According to experts, drywall comprises around 21% water, accounting for 50% of its overall volume. This helps it reduce the risk of fires spreading while effectively absorbing any sound emanating from the area.
What Are The Disadvantages Of Drywall?
One of the disadvantages to using drywall is the sheer weight of the product; for safety reasons, two people should be present to carry each bundle. While the water volume is ideal for fire and noise resistance, it is not so great for the product’s overall weight, which can reach around 54lbs.
And unless you paint or cover the drywall, it’s not very aesthetically pleasing.
What Is The Cost Of Installing Drywall?
The average price of a drywall sheet is around $15 for a 4×8 panel. The cost varies between $12 and $20 depending on where you live and the company you purchase it from.
If you want to price up how much it will cost to install drywall for your entire basement, you’ll want to calculate the costs between $0.40 and $0.65 for every square foot you purchase.
If you hire a professional to install the drywall in your home, you can expect this cost to rise to around $1 – $3 per square foot.
What Different Drywall Types Available?
There is a range of drywall types available. Each of these products comes with a range of benefits, and which is “best” depends on your project.
Regular drywall is the most common drywall which is brown on one side and white on the other. Its thickness ranges from ⅜” to 1″ and is an ideal product for a basement finish.
Mold-resistant drywall possesses a green colored cover which builds up its moisture resistance; plus, its unique coating helps to prevent the product from developing mold.
These panels are more expensive than regular drywall and better suited to kitchens and bathrooms than they are to basements.
Sound Dampening Drywall
Sound dampening drywall possesses a similar thickness to a regular sheet of drywall, but it’s layered, which helps reduce the transmission of sound between rooms.
This is best used in places where you want to reduce the noise.
Fire-resistant drywall is extra thick. This helps to reduce both the spread and speed of a fire. Plus, it increases the sound control of a room.
This is an excellent option for basements, garages, and utility rooms.
Why Do People Have A Negative Association With Wood Paneling?
Some people hold a negative association with wood-paneling because they picture the 60s and 70s style of wood paneling popular in homes throughout homes of that era. This association carries an image of cheap, fake wood that has long since gone out of fashion.
But modern wood paneling possesses many upgrades such as hardwood veneers, variable sizing, and premium plywood backing that make it an ideal material even in modern homes.
While the photo veneer version of wood paneling is still available, many manufacturers have replaced it with hardwood veneers such as teak and mahogany and classic materials like oak and maple.
Compared to the thin veneers seen in the 1960s, these are much more substantial and offer a far more comprehensive array of mounting and sizing options.
Can I Combine Wood Paneling And Drywall?
Yes, you can, sometimes. In some instances, you can opt for wood paneling covered with drywall which offers up the combined benefits of these products.

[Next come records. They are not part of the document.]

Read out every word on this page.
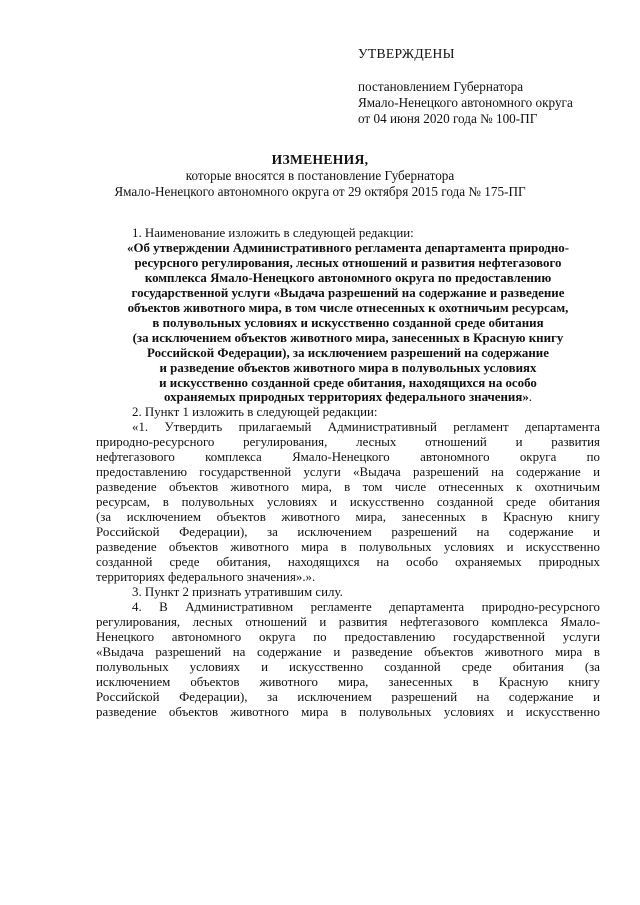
УТВЕРЖДЕНЫ
постановлением Губернатора
Ямало-Ненецкого автономного округа
от 04 июня 2020 года № 100-ПГ
ИЗМЕНЕНИЯ,
которые вносятся в постановление Губернатора
Ямало-Ненецкого автономного округа от 29 октября 2015 года № 175-ПГ
1. Наименование изложить в следующей редакции:
«Об утверждении Административного регламента департамента природно-
ресурсного регулирования, лесных отношений и развития нефтегазового
комплекса Ямало-Ненецкого автономного округа по предоставлению
государственной услуги «Выдача разрешений на содержание и разведение
объектов животного мира, в том числе отнесенных к охотничьим ресурсам,
в полувольных условиях и искусственно созданной среде обитания
(за исключением объектов животного мира, занесенных в Красную книгу
Российской Федерации), за исключением разрешений на содержание
и разведение объектов животного мира в полувольных условиях
и искусственно созданной среде обитания, находящихся на особо
охраняемых природных территориях федерального значения».
2. Пункт 1 изложить в следующей редакции:
«1. Утвердить прилагаемый Административный регламент департамента
природно-ресурсного регулирования, лесных отношений и развития
нефтегазового комплекса Ямало-Ненецкого автономного округа по
предоставлению государственной услуги «Выдача разрешений на содержание и
разведение объектов животного мира, в том числе отнесенных к охотничьим
ресурсам, в полувольных условиях и искусственно созданной среде обитания
(за исключением объектов животного мира, занесенных в Красную книгу
Российской Федерации), за исключением разрешений на содержание и
разведение объектов животного мира в полувольных условиях и искусственно
созданной среде обитания, находящихся на особо охраняемых природных
территориях федерального значения».».
3. Пункт 2 признать утратившим силу.
4. В Административном регламенте департамента природно-ресурсного
регулирования, лесных отношений и развития нефтегазового комплекса Ямало-
Ненецкого автономного округа по предоставлению государственной услуги
«Выдача разрешений на содержание и разведение объектов животного мира в
полувольных условиях и искусственно созданной среде обитания (за
исключением объектов животного мира, занесенных в Красную книгу
Российской Федерации), за исключением разрешений на содержание и
разведение объектов животного мира в полувольных условиях и искусственно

To install drywall on top, you’ll need a good-quality wood panel underneath. This option is popular in homes where the owners want to update the wall finish but don’t want the time or cost of removing the wood panels.
Wood paneling is an excellent option if you are looking for a solid wall finish that is easy to install, but you may face a hefty price tag if you’re looking for a quality finish.
Drywall is often cheaper and comes with a range of benefits, such as soundproofing and fire resistance, but it doesn’t possess the same robust qualities as wood panels.
If you want to incorporate the best of both worlds, try combining both materials. There are many situations where you can install drywall over wood panels to refresh or update your looks; you just need to ensure that you follow the process correctly.